At Providence, which was filling up with covid patients, the urgency was similarly palpable. The team at ISB began collecting data to characterize the patients’ immune responses with unprecedented specificity. As it happened, Heath and his team already had a powerful array of instruments for the purpose: they were studying ovarian and colorectal cancer patients in danger of recurrence, in hopes of developing better immunotherapies to treat them.

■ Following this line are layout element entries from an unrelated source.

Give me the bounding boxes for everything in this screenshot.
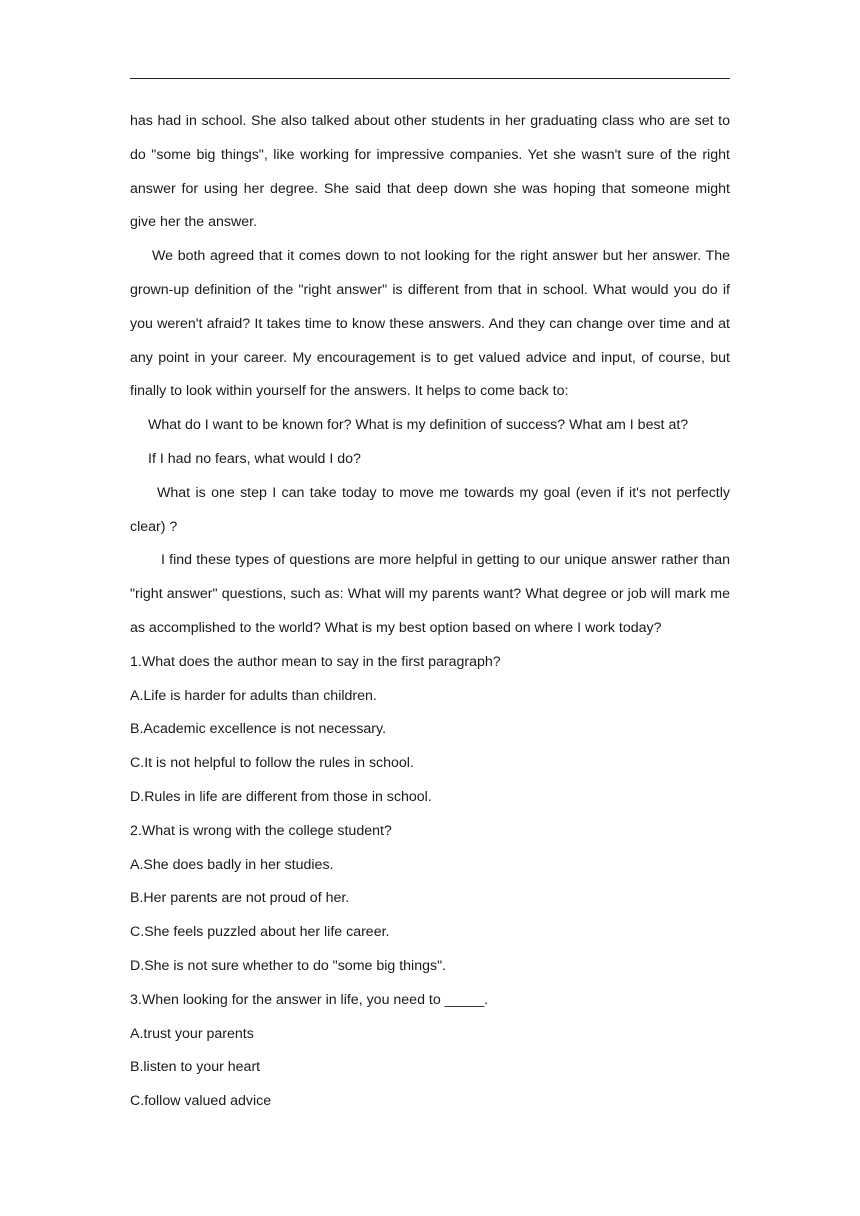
- passage-question-line-2: If I had no fears, what would I do?: [148, 450, 361, 467]
- question-stem: 2.What is wrong with the college student?: [130, 822, 392, 839]
- answer-option: C.It is not helpful to follow the rules in school.: [130, 755, 414, 772]
- answer-option: D.She is not sure whether to do "some big things".: [130, 957, 447, 974]
- question-stem: 3.When looking for the answer in life, you need to _____.: [130, 991, 489, 1008]
- answer-option: C.follow valued advice: [130, 1093, 272, 1110]
- answer-option: C.She feels puzzled about her life career.: [130, 924, 390, 941]
- answer-option: A.Life is harder for adults than children.: [130, 687, 377, 704]
- page-content: [130, 105, 730, 1119]
- answer-option: B.listen to your heart: [130, 1059, 261, 1076]
- answer-option: D.Rules in life are different from those in school.: [130, 788, 432, 805]
- question-3: [130, 984, 730, 1119]
- passage-paragraph-2: We both agreed that it comes down to not looking for the right answer but her answer. The grown-up definition of the "right answer" is different from that in school. What would you do if you weren't afraid? It takes time to know these answers. And they can change over time and at any point in your career. My encouragement is to get valued advice and input, of course, but finally to look within yourself for the answers. It helps to come back to:: [130, 248, 730, 400]
- passage-paragraph-1: has had in school. She also talked about other students in her graduating class who are set to do "some big things", like working for impressive companies. Yet she wasn't sure of the right answer for using her degree. She said that deep down she was hoping that someone might give her the answer.: [130, 113, 730, 231]
- answer-option: B.Her parents are not proud of her.: [130, 890, 350, 907]
- answer-option: A.She does badly in her studies.: [130, 856, 334, 873]
- question-1: [130, 646, 730, 815]
- header-rule: [130, 78, 730, 79]
- answer-option: B.Academic excellence is not necessary.: [130, 721, 387, 738]
- question-2: [130, 815, 730, 984]
- answer-option: A.trust your parents: [130, 1025, 254, 1042]
- question-stem: 1.What does the author mean to say in the first paragraph?: [130, 653, 501, 670]
- passage-question-line-1: What do I want to be known for? What is my definition of success? What am I best at?: [148, 417, 689, 434]
- passage-question-line-3: What is one step I can take today to move me towards my goal (even if it's not perfectly clear) ?: [130, 484, 730, 535]
- passage-paragraph-6: I find these types of questions are more helpful in getting to our unique answer rather than "right answer" questions, such as: What will my parents want? What degree or job will mark me as accomplished to the world? What is my best option based on where I work today?: [130, 552, 730, 636]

“Ordinarily,” says Hood, “a trial like that would take six months at least to put in place, but in two to three weeks, it was actively ongoing. We were recruiting patients, and drawing the blood, and beginning to test them.”
Though Hood’s Million Person Project was shut down temporarily when covid hit, he has kept his focus on the long game. “What covid has made possible is it’s allowed me to go out and raise really close to $20 million to carry out these studies,” he says. “Part of it was used to build computational platforms and bring in key data scientists. All of these people will be able, once covid’s over, to apply directly to the Million Person Project.” He goes on, “We’ll probably be setting up clinical trials using deep phenotyping for a whole series of diseases in the future.”
Such a prediction is pure Hood, shaped both by his ambition and his endless enthusiasm, even after almost 30 years of advocating for personalized medicine with seemingly little progress.
Even if his grand vision is realized, it will be too late to save us from the worst effects of covid-19. But Hood clearly relishes the opportunity the pandemic has created. “[Covid] showed, clearly, that you can really get things done at lightning speed if there’s urgency behind them,” he says. “Usually it takes forever to get things done. But in a crisis you just push aside all the bureaucracy.”